А потом негостеприимные кишки городских улиц, раздраженные бомбилы, запах интерьеров их «лад» и «волг», потому что мы садились исключительно в «лады» и «волги», поскольку нам вечно казалось, будто бы «лады» с «волгами» в качестве такси дешевле, а их водители — не такие наглые и более честные.
Отсюда и весь этот запах тавота и бензина, запах тел водителей, запах предыдущих пассажиров, запах застоявшегося табачного дыма, запах запаховых фигурок, свисающих с засиженных зеркал заднего вида. При погрузке рюкзаков в багажники следовало быть осторожным, потому что у всех у них машины ходили на газу. И атмосфера вечно была какой-то густой и тяжелой, потому что водила немного молчал, немного ворчал и вез нас по улицам тех украинских городов, которые выглядели так, словно вели к каким-то абсолютно бессмысленным расположениям, таким, куда вообще нет никакого смысла везти, вот нас и везли куда глаза глядят, лишь бы отъебаться. К каким-то разваленным фабричным останкам, которые когда-то по необходимости заселил.
И те съемные квартиры, в которых мы ночевали. Вечно они находились на улицах, которые совершенно не были похожи на улицы, только на какие-то зады, нечто среднее между местом, где выбивают коврики и мусорными площадками; какие-то узкие проходы между двумя глухими стенками, поскольку в постсоветском пространстве классическое городское устройство «площадь — улица» было сильно порушено.
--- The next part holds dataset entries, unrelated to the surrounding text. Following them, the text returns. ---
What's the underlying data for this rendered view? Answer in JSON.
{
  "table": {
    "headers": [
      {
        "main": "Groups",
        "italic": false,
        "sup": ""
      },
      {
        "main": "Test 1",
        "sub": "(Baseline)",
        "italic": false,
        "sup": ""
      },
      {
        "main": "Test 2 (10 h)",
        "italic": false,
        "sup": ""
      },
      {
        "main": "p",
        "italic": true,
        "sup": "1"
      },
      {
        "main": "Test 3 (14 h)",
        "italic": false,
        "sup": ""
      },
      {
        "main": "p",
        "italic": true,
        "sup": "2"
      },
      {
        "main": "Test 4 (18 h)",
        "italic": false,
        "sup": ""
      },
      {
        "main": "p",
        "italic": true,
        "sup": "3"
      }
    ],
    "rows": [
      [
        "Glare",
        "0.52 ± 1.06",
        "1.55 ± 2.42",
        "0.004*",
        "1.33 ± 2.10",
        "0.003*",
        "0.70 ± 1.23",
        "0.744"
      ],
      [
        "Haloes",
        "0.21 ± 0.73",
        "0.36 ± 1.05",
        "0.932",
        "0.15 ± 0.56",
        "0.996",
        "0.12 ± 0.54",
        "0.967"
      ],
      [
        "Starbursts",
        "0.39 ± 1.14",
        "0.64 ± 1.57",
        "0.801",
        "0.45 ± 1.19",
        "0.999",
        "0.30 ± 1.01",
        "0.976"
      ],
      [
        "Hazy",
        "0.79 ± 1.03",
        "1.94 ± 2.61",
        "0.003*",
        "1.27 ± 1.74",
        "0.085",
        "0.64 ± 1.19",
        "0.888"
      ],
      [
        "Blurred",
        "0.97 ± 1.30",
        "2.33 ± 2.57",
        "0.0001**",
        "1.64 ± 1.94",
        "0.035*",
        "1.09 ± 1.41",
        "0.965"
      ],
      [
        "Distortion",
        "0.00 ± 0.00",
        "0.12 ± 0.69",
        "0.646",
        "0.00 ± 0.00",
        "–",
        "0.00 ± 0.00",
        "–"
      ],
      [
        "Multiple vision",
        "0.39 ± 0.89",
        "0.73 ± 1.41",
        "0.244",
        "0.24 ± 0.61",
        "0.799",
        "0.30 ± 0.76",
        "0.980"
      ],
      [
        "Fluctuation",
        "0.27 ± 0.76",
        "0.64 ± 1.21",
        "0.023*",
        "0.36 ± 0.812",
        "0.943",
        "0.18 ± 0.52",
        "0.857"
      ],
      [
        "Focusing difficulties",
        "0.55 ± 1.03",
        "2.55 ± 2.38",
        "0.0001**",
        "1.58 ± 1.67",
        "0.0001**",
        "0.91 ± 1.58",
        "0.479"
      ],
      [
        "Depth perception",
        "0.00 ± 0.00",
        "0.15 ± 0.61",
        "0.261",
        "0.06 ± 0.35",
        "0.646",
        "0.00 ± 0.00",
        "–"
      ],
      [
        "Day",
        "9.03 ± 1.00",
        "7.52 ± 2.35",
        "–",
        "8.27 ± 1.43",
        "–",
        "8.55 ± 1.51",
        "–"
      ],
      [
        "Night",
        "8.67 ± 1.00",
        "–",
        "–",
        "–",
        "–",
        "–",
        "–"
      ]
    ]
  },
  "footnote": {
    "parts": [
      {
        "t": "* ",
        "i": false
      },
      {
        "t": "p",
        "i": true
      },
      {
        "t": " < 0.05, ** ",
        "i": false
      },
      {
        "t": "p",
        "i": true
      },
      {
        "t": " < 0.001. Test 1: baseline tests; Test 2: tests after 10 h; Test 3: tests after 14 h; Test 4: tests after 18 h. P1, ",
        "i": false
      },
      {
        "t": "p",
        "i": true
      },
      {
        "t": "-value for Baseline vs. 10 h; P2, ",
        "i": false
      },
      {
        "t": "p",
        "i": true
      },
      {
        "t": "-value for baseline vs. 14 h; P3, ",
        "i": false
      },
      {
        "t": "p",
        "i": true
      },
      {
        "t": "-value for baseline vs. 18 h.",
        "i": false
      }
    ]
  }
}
По сути своей, это были трущобы, но мы их так не называли, поскольку так их никто не называл, может быть, потому что здесь ведь трущоб никто увидеть не ожидал, ведь трущобы — они ведь в Индии или Латинской Америке, но не в бывшем Советском Союзе. Тем не менее, это были трущобы. Сконструированные из чего угодно; как-то раз я сам видел сворованную доску объявлений вместо стенки, в другом месте — дверцу от «камаза» вместо калитки.
А внутри вечно было полно семейных памяток и фигурочек, какая-то мелкая фарфоровая и раскрашенная мелочевка, которая должна была делать жилищами сбитые из досок пространства; те души, представляющие собой торчащие из потолка трубки, из которых вода стекала не в мелкую ванночку-лягушатник, а попросту на пол; те двери — высотой и шириной с человека; те столы, за которыми мы едва-едва помещались.
Иногда до меня доходило, что туда мы ездили попросту увидеть нищету, и то, что это было не совсем честно, ибо именно таким образом хотели сами почувствовать себя не такими нищими, и тогда я убеждал сам себя, что нищета ведь никуда бы не исчезла, если бы мы туда не поехали, и что помимо всей этой нужды имеется богатый культурный, социологический, исторический, политологический и всякий иной контекст, и на какое-то время совесть меня переставала мучить. И снова можно было покупать водку, покупать пиво, покупать сушеные анчоусы и кальмары, покупать чипсы со вкусом крабов; папиросы «беломор», годящиеся исключительно для самокруток с травкой, и рассказывать самому себе все те русские хардкоровые истории: как, к примеру, ехали мы на какой-то лайбе, так пришлось ее толкать, да еще на дожде; как во время езды на маршрутке люди высовывали головы в люки на крыше, столько туда набилось; как однажды мусора нас арестовали по какой-то из задницы вытянутой причины и требовали заплатить штраф, а потом пришел толстый, ужранный до невозможности сержант, по причине пьянки настроенный положительно ко всему свету, настолько положительно, что он всех нас начал обнимать как славянских братьев и отпустил, а печальные менты стояли под стенкой и тихо нудели: «а штраф?».
Честное слово, я и вправду любил эту страну.
Иногда я попросту брал рюкзак и ехал. Ни с кем не созванивался, только садился в поезд до Перемышля, потом в автобус до Медыки, обходил какие-то муравьиные очереди на переходе и входил в Украину. Пару минут я разглядывался и обдумывал реальность, которая еще недавно была обычным, самым нормальным продолжением моей собственной реальности, а потом та реальность за Медыкой расходилась с моей действительностью и шла собственной дорогой.
И я вкушал это различие, пробовал на вкус тот восточный осадок, который покрыл старую добрую Галичину, всматривался в эти лица, которые — если бы у Сталина перышко дрогнуло на миллиметр — стояли бы сейчас в очередях в польские продовольственные магазины, в польские учреждения, ездили бы в автомобилях с польскими номерами, они были бы своими, миллионнократно знакомыми и — в качестве таковых — были бы недостойны чьего-либо внимания, кроме журналистов программ-исследований, занимающихся общественными проблемами польской провинции.